Bauern wollen keinen Scheck aus Brüssel

Gestern stellte die EU-Kommission ihr Programm vor, wie sie die Gemeinschaft für die Osterweiterung fit machen will. Die geplante Senkung der garantierten Milch- und Fleischpreise empört die Agrarlobby  ■ Aus Brüssel Alois Berger

Der bayerische Reflex kommt immer schneller. Noch bevor die Europäische Kommission in Brüssel gestern ihre Pläne zur Reform der Landwirtschaftspolitik und der Strukturfonds vorlegte, hagelte es bereits Proteste aus München. Gemeinsam mit den Bauernverbänden wetterte die bayerische Staatsregierung, die Vorschläge würden allein in Bayern mindestens 20.000 Bauern in den Ruin treiben.

Hinter der Polemik verbirgt sich vor allem die Angst vieler Bauern, daß bei einer weniger undurchsichtigen Agrarpolitik die restliche Bevölkerung auf die Subventionen aufmerksam werden könnte. „Wir werden unter öffentlichen Druck kommen“, klagte der deutsche Bauernpräsident Gerd Sonnleitner schon vor einiger Zeit. Denn die Pläne der EU-Kommission zielen darauf, die in den hohen Preisen versteckten Zuschüsse künftig vermehrt als Einkommensbeihilfen zu zahlen.

Die Änderung der Agrarpolitik ist ein Teil der Agenda 2000, mit der die EU für die Osterweiterung fit gemacht werden soll. Eine Ausweitung des Subventionssystems würde die EU finanziell überfordern. Zur Zeit gibt die EU mit 80 Milliarden Mark jährlich die Hälfte ihres Budgets für die Landwirtschaft aus.

EU-Agrarkommissar Franz Fischler betonte gestern, daß die Reform auch ohne Osterweiterung notwendig wäre. Die hohen Garantiepreise würden in den nächsten Jahren erneut zu unverkäuflichen Fleisch- und Getreidebergen führen.

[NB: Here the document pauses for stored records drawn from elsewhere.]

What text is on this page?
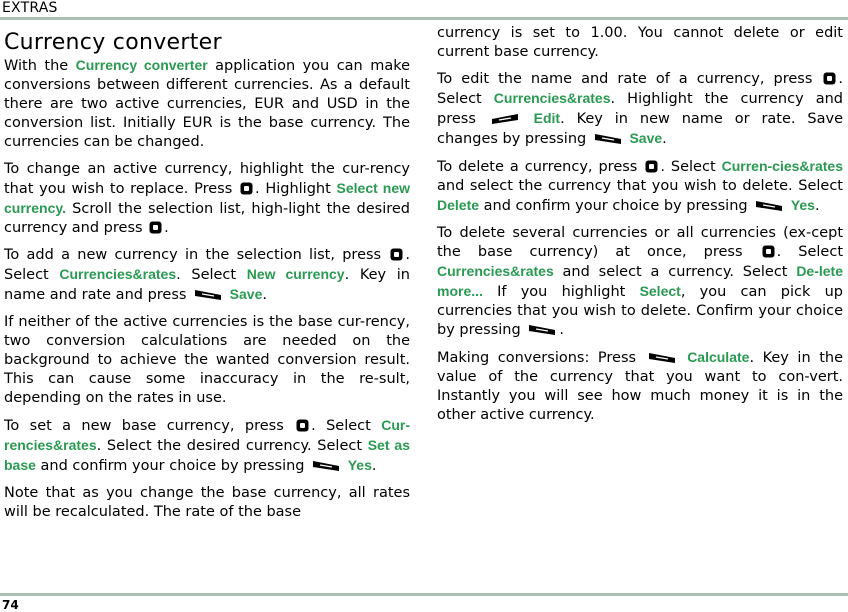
EXTRAS
Currency converter

With the Currency converter application you can make conversions between different currencies. As a default there are two active currencies, EUR and USD in the conversion list. Initially EUR is the base currency. The currencies can be changed.

To change an active currency, highlight the cur-rency that you wish to replace. Press . Highlight Select new currency. Scroll the selection list, high-light the desired currency and press .

To add a new currency in the selection list, press . Select Currencies&rates. Select New currency. Key in name and rate and press	Save.

If neither of the active currencies is the base cur-rency, two conversion calculations are needed on the background to achieve the wanted conversion result. This can cause some inaccuracy in the re-sult, depending on the rates in use.

To set a new base currency, press . Select Cur-rencies&rates. Select the desired currency. Select Set as base and confirm your choice by pressing	Yes.

Note that as you change the base currency, all rates will be recalculated. The rate of the base

currency is set to 1.00. You cannot delete or edit current base currency.

To edit the name and rate of a currency, press . Select Currencies&rates. Highlight the currency and press	Edit. Key in new name or rate. Save changes by pressing	Save.

To delete a currency, press . Select Curren-cies&rates and select the currency that you wish to delete. Select Delete and confirm your choice by pressing	Yes.

To delete several currencies or all currencies (ex-cept the base currency) at once, press . Select Currencies&rates and select a currency. Select De-lete more... If you highlight Select, you can pick up currencies that you wish to delete. Confirm your choice by pressing .

Making conversions: Press	Calculate. Key in the value of the currency that you want to con-vert. Instantly you will see how much money it is in the other active currency.

74
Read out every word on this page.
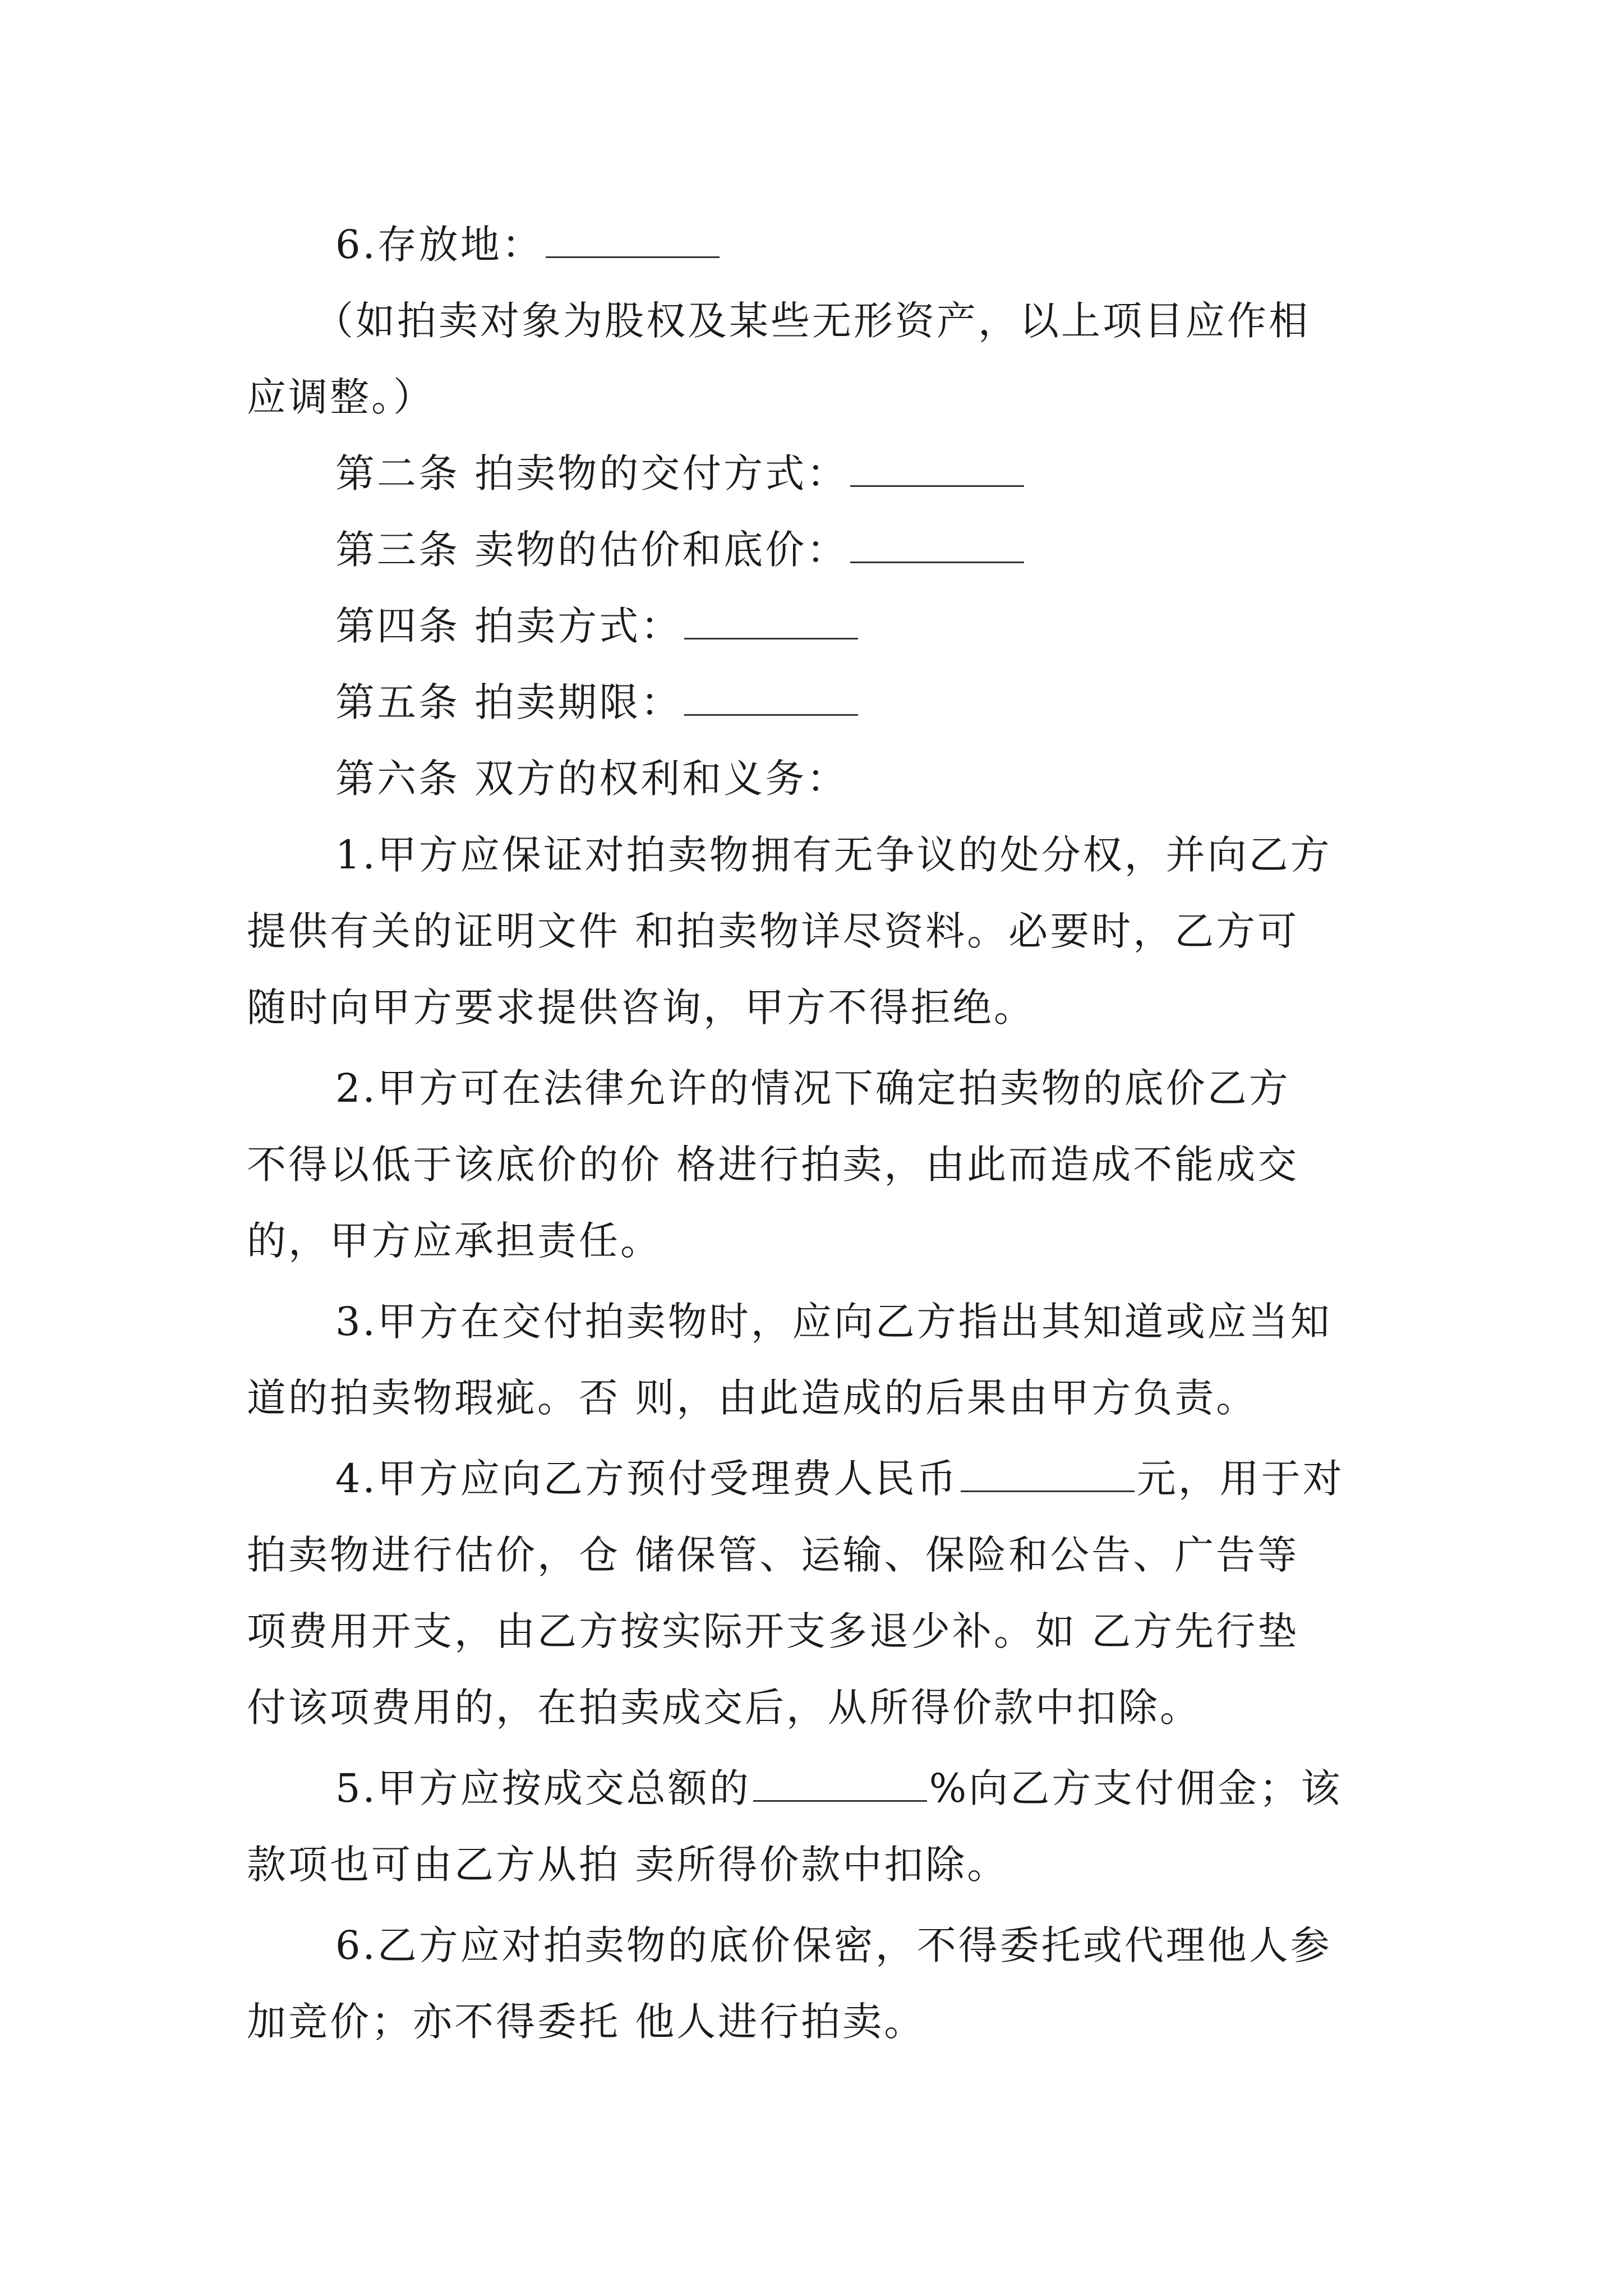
6.存放地：
（如拍卖对象为股权及某些无形资产，以上项目应作相
应调整。）
第二条 拍卖物的交付方式：
第三条 卖物的估价和底价：
第四条 拍卖方式：
第五条 拍卖期限：
第六条 双方的权利和义务：
1.甲方应保证对拍卖物拥有无争议的处分权，并向乙方
提供有关的证明文件 和拍卖物详尽资料。必要时，乙方可
随时向甲方要求提供咨询，甲方不得拒绝。
2.甲方可在法律允许的情况下确定拍卖物的底价乙方
不得以低于该底价的价 格进行拍卖，由此而造成不能成交
的，甲方应承担责任。
3.甲方在交付拍卖物时，应向乙方指出其知道或应当知
道的拍卖物瑕疵。否 则，由此造成的后果由甲方负责。
4.甲方应向乙方预付受理费人民币	元，用于对
拍卖物进行估价，仓 储保管、运输、保险和公告、广告等
项费用开支，由乙方按实际开支多退少补。如 乙方先行垫
付该项费用的，在拍卖成交后，从所得价款中扣除。
5.甲方应按成交总额的	%向乙方支付佣金；该
款项也可由乙方从拍 卖所得价款中扣除。
6.乙方应对拍卖物的底价保密，不得委托或代理他人参
加竞价；亦不得委托 他人进行拍卖。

Bei niedrigeren Preisen dagegen steige der Absatz auf dem Weltmarkt. Außerdem werde die EU ihren mit hohen Importzöllen und Ausfuhrerstattungen abgeschotteten Agrarmarkt bei der anstehenden Welthandelskonferenz nicht halten können.

Im Kern sehen die Pläne eine Reduzierung der garantierten Preise für Rindfleisch um 30 Prozent, bei Getreide um 20 Prozent

und bei Milch um 15 Prozent vor. Um sie gegen den Lobbydruck durchzusetzen, hat Fischler die Milchquote um 2,35 Millionen Tonnen erhöht. Der Einkommensverlust soll den Bauern mit einem monatlichen Scheck ausgeglichen werden. Daran will Fischler allerdings Bedingungen wie Schutz des Grundwassers und Landschaftspflege knüpfen. Ökologischer Anbau soll zusätzlich gefördert werden. Gerade das wollen die großen Bauernverbände verhindern. Man könne den Bauern nicht etwas wegnehmen und ihnen dann bei der Entschädigung neue Aufgaben zuweisen, so Sonnleitner. Auch die alternativen Bauernverbände sind nicht glücklich. Sie würden lieber die hohen Garantiepreise beibehalten und diese an Auflagen zu mehr Ökologie geknüpft sehen. Die EU müsse bei der Welthandelskon-

ferenz einfach hart bleiben und den Schutz der Bauern in den Vordergrund rücken. Doch abgesehen davon, daß es dafür kaum politische Mehrheiten gibt, weisen Agrarexperten auch darauf hin, daß bei hohen Preisen der Anreiz steige, mit mehr Chemie das Letzte aus dem Acker zu holen.

Ähnlich umstritten wie das Agrarpaket ist auch die geplante Änderung der Strukturhilfen, die gegenwärtig ein Drittel der EU- Ausgaben binden. Die zuständige EU-Kommissarin Monika Wulf- Mathies will die Gießkanne etwas genauer einstellen. Derzeit leben 50 Prozent der EU-Bevölkerung in Gebieten, die von der EU Zuschüsse erhalten. Ab 2000 sollen es 40 sein. Wulf-Mathies hätte gerne 35 Prozent erreicht, aber „es wurde Druck ausgeübt, weil keine Regierung etwas abgeben wollte“. Auch die westdeutschen Länder hätten sich dagegen gesträubt, auf Gelder zu verzichten, die Ostdeutschland mehr bekommen sollte. Unterm Strich wird die Strukturhilfe für den Zeitraum von 2000 bis 2006 weiter ansteigen, allerdings langsamer als bisher, damit für die elf Beitrittsländer 90 Milliarden Mark übrigbleiben. Die heutigen Mitglieder teilen sich dagegen 450 Milliarden Mark. Die Agenda 2000 ist bisher nur ein Vorschlag der EU- Kommission, den die 15 EU-Regierungen verändern werden.